La asociación que preside y promueve Velázquez, se enfoca no solo en crear y fomentar la prevención vial, sino orientar a familiares de quienes han muerto en un accidente vial, ya sea por descuido de un conductor o por un acto de alevosía. Velázquez recuerda que su hijo murió en circunstancias muy similares, cuando un vehículo lo atropelló y “regresó” para acabar con su vida. La situación es de clara indignación y enojo.
Hoy en día, la asociación en cuestión ha crecido de forma considerable, obteniendo apoyo de la Organización de Naciones Unidas y otros organismos, logrando tomar e impartir cursos en diferentes países, alcanzando respetabilidad.
Sobre la situación de la falta de cultura vial y los pocos oficiales de tránsito en la zona de Las Joyas (tema que este medio informativo ha documentado ampliamente) destaca que, ante todo, es necesario educar y enseñar desde pequeños a las y los niños.
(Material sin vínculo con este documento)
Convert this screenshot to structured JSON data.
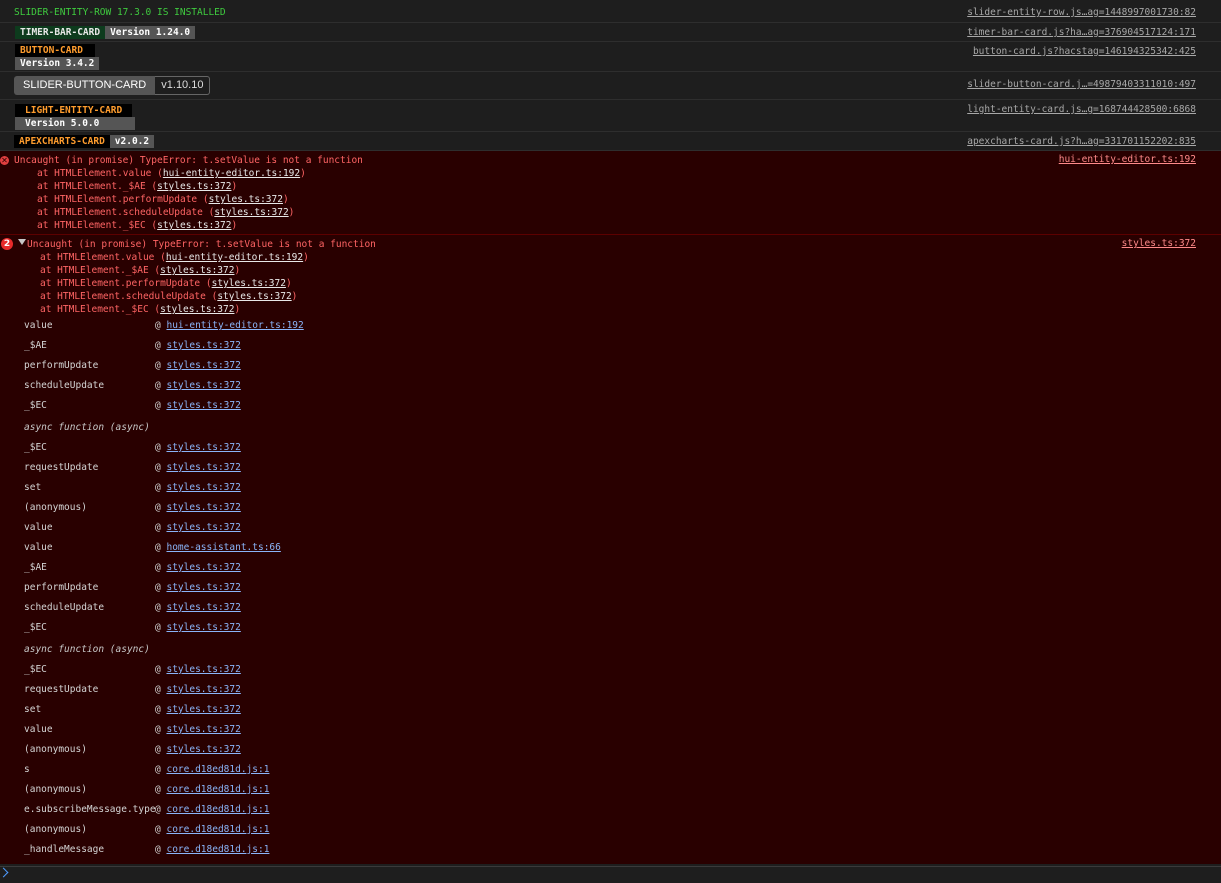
{
  "messages": [
    {
      "label": "SLIDER-ENTITY-ROW 17.3.0 IS INSTALLED",
      "source": "slider-entity-row.js…ag=1448997001730:82"
    },
    {
      "name": "TIMER-BAR-CARD",
      "version": "Version 1.24.0",
      "source": "timer-bar-card.js?ha…ag=376904517124:171"
    },
    {
      "name": "BUTTON-CARD",
      "version": "Version 3.4.2",
      "source": "button-card.js?hacstag=146194325342:425"
    },
    {
      "name": "SLIDER-BUTTON-CARD",
      "version": "v1.10.10",
      "source": "slider-button-card.j…=49879403311010:497"
    },
    {
      "name": "LIGHT-ENTITY-CARD",
      "version": "Version 5.0.0",
      "source": "light-entity-card.js…g=168744428500:6868"
    },
    {
      "name": "APEXCHARTS-CARD",
      "version": "v2.0.2",
      "source": "apexcharts-card.js?h…ag=331701152202:835"
    }
  ],
  "error1": {
    "source": "hui-entity-editor.ts:192",
    "message": "Uncaught (in promise) TypeError: t.setValue is not a function",
    "frames": [
      {
        "pre": "at HTMLElement.value (",
        "link": "hui-entity-editor.ts:192",
        "post": ")"
      },
      {
        "pre": "at HTMLElement._$AE (",
        "link": "styles.ts:372",
        "post": ")"
      },
      {
        "pre": "at HTMLElement.performUpdate (",
        "link": "styles.ts:372",
        "post": ")"
      },
      {
        "pre": "at HTMLElement.scheduleUpdate (",
        "link": "styles.ts:372",
        "post": ")"
      },
      {
        "pre": "at HTMLElement._$EC (",
        "link": "styles.ts:372",
        "post": ")"
      }
    ]
  },
  "error2": {
    "count": "2",
    "source": "styles.ts:372",
    "message": "Uncaught (in promise) TypeError: t.setValue is not a function",
    "frames": [
      {
        "pre": "at HTMLElement.value (",
        "link": "hui-entity-editor.ts:192",
        "post": ")"
      },
      {
        "pre": "at HTMLElement._$AE (",
        "link": "styles.ts:372",
        "post": ")"
      },
      {
        "pre": "at HTMLElement.performUpdate (",
        "link": "styles.ts:372",
        "post": ")"
      },
      {
        "pre": "at HTMLElement.scheduleUpdate (",
        "link": "styles.ts:372",
        "post": ")"
      },
      {
        "pre": "at HTMLElement._$EC (",
        "link": "styles.ts:372",
        "post": ")"
      }
    ]
  },
  "stack": [
    {
      "fn": "value",
      "at": "@",
      "link": "hui-entity-editor.ts:192"
    },
    {
      "fn": "_$AE",
      "at": "@",
      "link": "styles.ts:372"
    },
    {
      "fn": "performUpdate",
      "at": "@",
      "link": "styles.ts:372"
    },
    {
      "fn": "scheduleUpdate",
      "at": "@",
      "link": "styles.ts:372"
    },
    {
      "fn": "_$EC",
      "at": "@",
      "link": "styles.ts:372"
    },
    {
      "async": "async function (async)"
    },
    {
      "fn": "_$EC",
      "at": "@",
      "link": "styles.ts:372"
    },
    {
      "fn": "requestUpdate",
      "at": "@",
      "link": "styles.ts:372"
    },
    {
      "fn": "set",
      "at": "@",
      "link": "styles.ts:372"
    },
    {
      "fn": "(anonymous)",
      "at": "@",
      "link": "styles.ts:372"
    },
    {
      "fn": "value",
      "at": "@",
      "link": "styles.ts:372"
    },
    {
      "fn": "value",
      "at": "@",
      "link": "home-assistant.ts:66"
    },
    {
      "fn": "_$AE",
      "at": "@",
      "link": "styles.ts:372"
    },
    {
      "fn": "performUpdate",
      "at": "@",
      "link": "styles.ts:372"
    },
    {
      "fn": "scheduleUpdate",
      "at": "@",
      "link": "styles.ts:372"
    },
    {
      "fn": "_$EC",
      "at": "@",
      "link": "styles.ts:372"
    },
    {
      "async": "async function (async)"
    },
    {
      "fn": "_$EC",
      "at": "@",
      "link": "styles.ts:372"
    },
    {
      "fn": "requestUpdate",
      "at": "@",
      "link": "styles.ts:372"
    },
    {
      "fn": "set",
      "at": "@",
      "link": "styles.ts:372"
    },
    {
      "fn": "value",
      "at": "@",
      "link": "styles.ts:372"
    },
    {
      "fn": "(anonymous)",
      "at": "@",
      "link": "styles.ts:372"
    },
    {
      "fn": "s",
      "at": "@",
      "link": "core.d18ed81d.js:1"
    },
    {
      "fn": "(anonymous)",
      "at": "@",
      "link": "core.d18ed81d.js:1"
    },
    {
      "fn": "e.subscribeMessage.type",
      "at": "@",
      "link": "core.d18ed81d.js:1"
    },
    {
      "fn": "(anonymous)",
      "at": "@",
      "link": "core.d18ed81d.js:1"
    },
    {
      "fn": "_handleMessage",
      "at": "@",
      "link": "core.d18ed81d.js:1"
    }
  ],
  "icons": {
    "error": "error-x-icon",
    "caret": "expand-caret-icon",
    "prompt": "console-prompt-chevron-icon"
  },
  "colors": {
    "error_bg": "#290000",
    "error_text": "#ff6464",
    "link": "#8ab4f8",
    "green": "#3fcb3f",
    "orange": "#ff9d2e"
  }
}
“Es una situación que no ocurre solamente en Las Joyas, sino en todo el país, y en muchos de Latinoamérica. La gente no tiene respeto por los cánones de la cultura vial”, señala Velázquez. Con respecto a la situación de los agentes, sentencia:
“No hay una cantidad suficiente de agentes u oficiales, que sean suficiente para cubrir las necesidades de las personas que violan los parámetros más básicos sobre la seguridad vial. ¡No lo tendríamos! Debido a la gran cantidad de personas que cometen fallas o infracciones de los reglamentos, incluso los más básicos de la cultura vial”.
Velázquez señala que a diario se cometen mil infracciones en León, cifra que desde hace más de diez años dio la dirección de Tránsito, y ni siquiera se mencionan fallas de ciclistas y peatones, que también existen y deben de estar.
Entonces… ¿Qué hacer? Lo esencial es fomentar la cultura vial desde el seno familiar. Eso es, en esencia, fundamental. Además se debe de implementar en sistemas y programas educativos, (como ocurre en países como Costa Rica) pero que no se queden como meras pláticas ocasionales, sino que sean permanentes desde el kínder hasta la universidad.